Impedance threshold device and active compression/decompression CPR on the Standing Orders podcast

I was recently a guest on the Standing Orders podcast discussing the Impedance Threshold Device (ITD) or ResQPOD and active compression/decompression CPR (ACD CPR) with the ResQPump.

Specifically, we reviewed the recent Lancet article:

Standard cardiopulmonary resuscitation versus active compression-decompression cardiopulmonary resuscitation with augmentation of negative intrathoracic pressure for out-of-hospital cardiac arrest: a randomised trial. Aufderheide, TP et al. (2011) Lancet 377(9762): 301-311.

You may recall that I had previously interviewed Keith Lurie, M.D. about the ResQPOD after the ROC PRIMED trial.

One of the more interesting things about the new trial from Lancet is the difference between the statement Tom Aufderheide M.D. made when the National Institute of Health announced that the ROC PRIMED trial was stopping enrollment:

“While the ITD is based on sound physiologic principle, in this study it did not appear to improve survival rates for adults in cardiac arrest outside the hospital.”

and this statement Tom Aufderheide M.D. made following the Lancet article (which appeared in a press release I received via email).

“The goal of resuscitation during cardiac arrest is long-term survival with preservation of brain function. This new, effective intervention achieves that goal and is potentially the most significant advancement in the treatment of cardiac arrest since defibrillation.”

Potentially the most significant advancement in the treatment of cardiac arrest since defibrillation!

How about that sports fans?

You can listen to this episode of the Standing Orders podcast here:

Episode 4: Making Sense of Confusion

Special thanks to Mr. Matt Fults, Dr. Chris Russi, and Mr. J.D. Graziano for inviting me on the show! I think I mentioned before that, in my opinion, the Standing Orders podcast is the best new medical podcast of 2011.

Be sure to check out the other great episodes!
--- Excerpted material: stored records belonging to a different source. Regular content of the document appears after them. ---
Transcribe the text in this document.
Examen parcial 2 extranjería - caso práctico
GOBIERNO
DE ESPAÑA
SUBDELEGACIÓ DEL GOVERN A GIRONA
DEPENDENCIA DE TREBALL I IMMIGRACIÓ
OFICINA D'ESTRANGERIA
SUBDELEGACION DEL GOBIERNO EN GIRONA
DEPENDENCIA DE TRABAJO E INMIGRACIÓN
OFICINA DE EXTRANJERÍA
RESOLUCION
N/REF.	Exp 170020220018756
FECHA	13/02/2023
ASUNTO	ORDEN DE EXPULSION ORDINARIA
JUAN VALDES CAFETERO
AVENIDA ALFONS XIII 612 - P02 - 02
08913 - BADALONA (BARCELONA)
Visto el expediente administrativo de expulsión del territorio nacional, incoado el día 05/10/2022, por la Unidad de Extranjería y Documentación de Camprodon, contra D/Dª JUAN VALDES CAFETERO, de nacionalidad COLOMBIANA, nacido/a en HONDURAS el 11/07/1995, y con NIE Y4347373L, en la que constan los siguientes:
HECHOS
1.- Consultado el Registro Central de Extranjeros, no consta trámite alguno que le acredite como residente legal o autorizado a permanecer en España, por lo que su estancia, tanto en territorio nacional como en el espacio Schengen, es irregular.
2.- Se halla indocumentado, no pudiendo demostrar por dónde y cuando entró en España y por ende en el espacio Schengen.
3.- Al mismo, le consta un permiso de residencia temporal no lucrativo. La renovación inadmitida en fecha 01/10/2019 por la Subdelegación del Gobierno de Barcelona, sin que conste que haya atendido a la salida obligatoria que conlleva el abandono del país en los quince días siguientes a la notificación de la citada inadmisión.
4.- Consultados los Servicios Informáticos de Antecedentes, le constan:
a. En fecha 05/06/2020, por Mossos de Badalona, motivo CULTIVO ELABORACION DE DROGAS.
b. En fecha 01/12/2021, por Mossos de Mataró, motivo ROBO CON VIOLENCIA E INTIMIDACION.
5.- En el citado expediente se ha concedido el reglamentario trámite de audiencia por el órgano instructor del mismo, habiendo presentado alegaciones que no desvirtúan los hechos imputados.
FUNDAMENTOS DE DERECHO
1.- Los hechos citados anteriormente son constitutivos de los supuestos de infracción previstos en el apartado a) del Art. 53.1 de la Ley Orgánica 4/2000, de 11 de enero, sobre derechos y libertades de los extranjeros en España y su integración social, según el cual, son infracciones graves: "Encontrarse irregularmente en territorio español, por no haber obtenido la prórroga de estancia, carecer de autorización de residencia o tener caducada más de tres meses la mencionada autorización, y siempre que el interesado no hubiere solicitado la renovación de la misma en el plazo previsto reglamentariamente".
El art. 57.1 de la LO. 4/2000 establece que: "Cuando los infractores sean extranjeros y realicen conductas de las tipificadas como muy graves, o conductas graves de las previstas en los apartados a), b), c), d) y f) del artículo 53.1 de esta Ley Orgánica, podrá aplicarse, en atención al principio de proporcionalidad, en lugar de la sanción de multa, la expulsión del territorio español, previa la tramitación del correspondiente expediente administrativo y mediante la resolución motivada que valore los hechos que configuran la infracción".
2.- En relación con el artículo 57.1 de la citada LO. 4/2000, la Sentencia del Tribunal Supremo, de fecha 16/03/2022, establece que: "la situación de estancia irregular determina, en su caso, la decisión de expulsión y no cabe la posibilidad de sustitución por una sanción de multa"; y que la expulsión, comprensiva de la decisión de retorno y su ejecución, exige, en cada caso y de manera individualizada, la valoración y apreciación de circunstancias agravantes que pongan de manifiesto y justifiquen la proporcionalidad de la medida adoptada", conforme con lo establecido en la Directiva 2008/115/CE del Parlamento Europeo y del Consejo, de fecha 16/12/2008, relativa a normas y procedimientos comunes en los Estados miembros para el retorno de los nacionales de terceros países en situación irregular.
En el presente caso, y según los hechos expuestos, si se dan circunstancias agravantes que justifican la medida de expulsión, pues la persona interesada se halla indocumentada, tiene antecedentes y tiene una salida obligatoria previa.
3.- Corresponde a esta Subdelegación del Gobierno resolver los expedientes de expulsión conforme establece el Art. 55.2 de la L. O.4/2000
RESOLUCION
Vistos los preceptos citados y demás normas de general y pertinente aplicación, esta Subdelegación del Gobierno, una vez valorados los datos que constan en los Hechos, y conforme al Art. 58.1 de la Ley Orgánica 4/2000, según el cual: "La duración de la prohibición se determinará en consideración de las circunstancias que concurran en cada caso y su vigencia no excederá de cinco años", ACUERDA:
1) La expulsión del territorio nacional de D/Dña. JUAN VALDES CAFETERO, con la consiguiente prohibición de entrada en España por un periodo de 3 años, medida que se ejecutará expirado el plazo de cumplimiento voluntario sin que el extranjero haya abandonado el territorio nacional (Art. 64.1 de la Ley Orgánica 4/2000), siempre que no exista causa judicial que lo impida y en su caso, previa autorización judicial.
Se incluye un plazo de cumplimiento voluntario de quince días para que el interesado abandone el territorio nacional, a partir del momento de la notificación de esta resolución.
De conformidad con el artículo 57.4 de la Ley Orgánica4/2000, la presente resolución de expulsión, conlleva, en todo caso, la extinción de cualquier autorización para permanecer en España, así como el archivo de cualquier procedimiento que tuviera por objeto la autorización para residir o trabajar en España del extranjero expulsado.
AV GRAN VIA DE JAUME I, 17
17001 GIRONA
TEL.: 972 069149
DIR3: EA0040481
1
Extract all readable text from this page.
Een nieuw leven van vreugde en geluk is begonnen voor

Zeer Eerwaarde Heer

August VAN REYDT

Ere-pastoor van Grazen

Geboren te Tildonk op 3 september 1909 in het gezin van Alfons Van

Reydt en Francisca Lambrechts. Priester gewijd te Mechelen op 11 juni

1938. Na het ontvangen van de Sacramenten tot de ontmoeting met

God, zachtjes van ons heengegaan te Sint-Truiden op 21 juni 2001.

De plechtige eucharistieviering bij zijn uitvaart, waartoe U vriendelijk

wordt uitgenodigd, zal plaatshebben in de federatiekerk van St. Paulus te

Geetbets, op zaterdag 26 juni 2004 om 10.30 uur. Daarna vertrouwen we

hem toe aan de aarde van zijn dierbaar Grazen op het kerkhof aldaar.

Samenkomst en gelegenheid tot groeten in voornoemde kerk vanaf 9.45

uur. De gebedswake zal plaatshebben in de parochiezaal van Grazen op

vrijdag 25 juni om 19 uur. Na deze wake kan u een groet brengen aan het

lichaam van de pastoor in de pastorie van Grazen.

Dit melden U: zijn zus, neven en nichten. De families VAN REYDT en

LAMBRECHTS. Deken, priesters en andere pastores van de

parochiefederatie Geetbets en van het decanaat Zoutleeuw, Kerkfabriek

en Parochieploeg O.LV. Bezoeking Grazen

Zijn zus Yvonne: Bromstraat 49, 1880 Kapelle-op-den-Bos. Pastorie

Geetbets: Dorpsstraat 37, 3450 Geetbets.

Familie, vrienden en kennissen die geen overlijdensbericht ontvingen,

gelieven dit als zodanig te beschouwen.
You can also find the Standing Orders podcast on Facebook HERE and on Twitter HERE.

Incidentally, during the show I promised I’d ask Keith Lurie, M.D. why it’s not a good idea to hold a mask with an ITD over the patient’s face and perform continuous chest compressions without ventilations.

Here’s the answer:

“If you do not ventilate but perform CPR with the ITD in place, then air is pushed out of the lungs and not allowed to get back in. The lungs become atelectatic, probably faster than if there was not ITD in place (though never studied), and then it is harder to move blood through the lungs from the right heart to the left heart. Even without the ITD, the lungs will become atelectatic without positive pressure ventilations during CPR: this is a bad thing as pulmonary vascular resistance goes up and blood does not circulate. That is one of the reasons I stress the need to ventilate.”

Order recommended:

  • Standard Chest compressions right away
  • Apply ITD with 2-handed face mask technique – hold firm all the time (see figure)
  • Ventilate 30:2 until intubated

See also:

Interview with Keith Lurie, M.D. discussing the ResQPOD and the ROC PRIMED Trial


  • Timothy Clemans says:

    I meet with fire department officials yesterday for Bellevue, Washington (King County). I asked about the decline in survival rates in two communities in the county, 55% to 50% and 46% to 43% and all of the county 49% to 46% (Bystander-Witnessed VF). They didn’t know why the rates declined. I think it has to do with them using effective therapies durning the ROC trial.

    I think the ROC trial is incapable of concluding effective therapies are effective because most of the trial sites are low performing. shows that two of the ROC sites saved zero transported gun shot patients.

    We should ignore research involving low performing agencies. For example if DC & San Francisco were to publish research claiming the AHA 2005 guidelines don’t improve survival we should ignore that research because their bystander-witnessed VF survival rates are 10%. There was a randomized trial of the AHA 2005 guidelines showing no improvement. However, that agency has an average first arriving unit response time of 10%. I’m convinced AHA 2005 is effective because Suburban King County’s bystander-witnessed VF survival increased 11% and Kanas’ bystander witnessed VF survival rate increased 21%.

    Another problematic research study was the one of compression-only telephone CPR instructions. King County and Thurston County have >40% bystander-witnessed VF survival rates. However, London only has a 16% survival rate for bystander-witnessed VF. The City of Seattle’s randomized trial of compression only telephone CPR was positive.

  • Christopher says:

    I thought the biggest problem with the ROC PRIMED study was too many independent variables made it difficult to determine which, if any, intervention made a difference.

    My service has just placed these on the trucks for usage on arrests, but we only work ~15 a year so it will be difficult to notice any difference.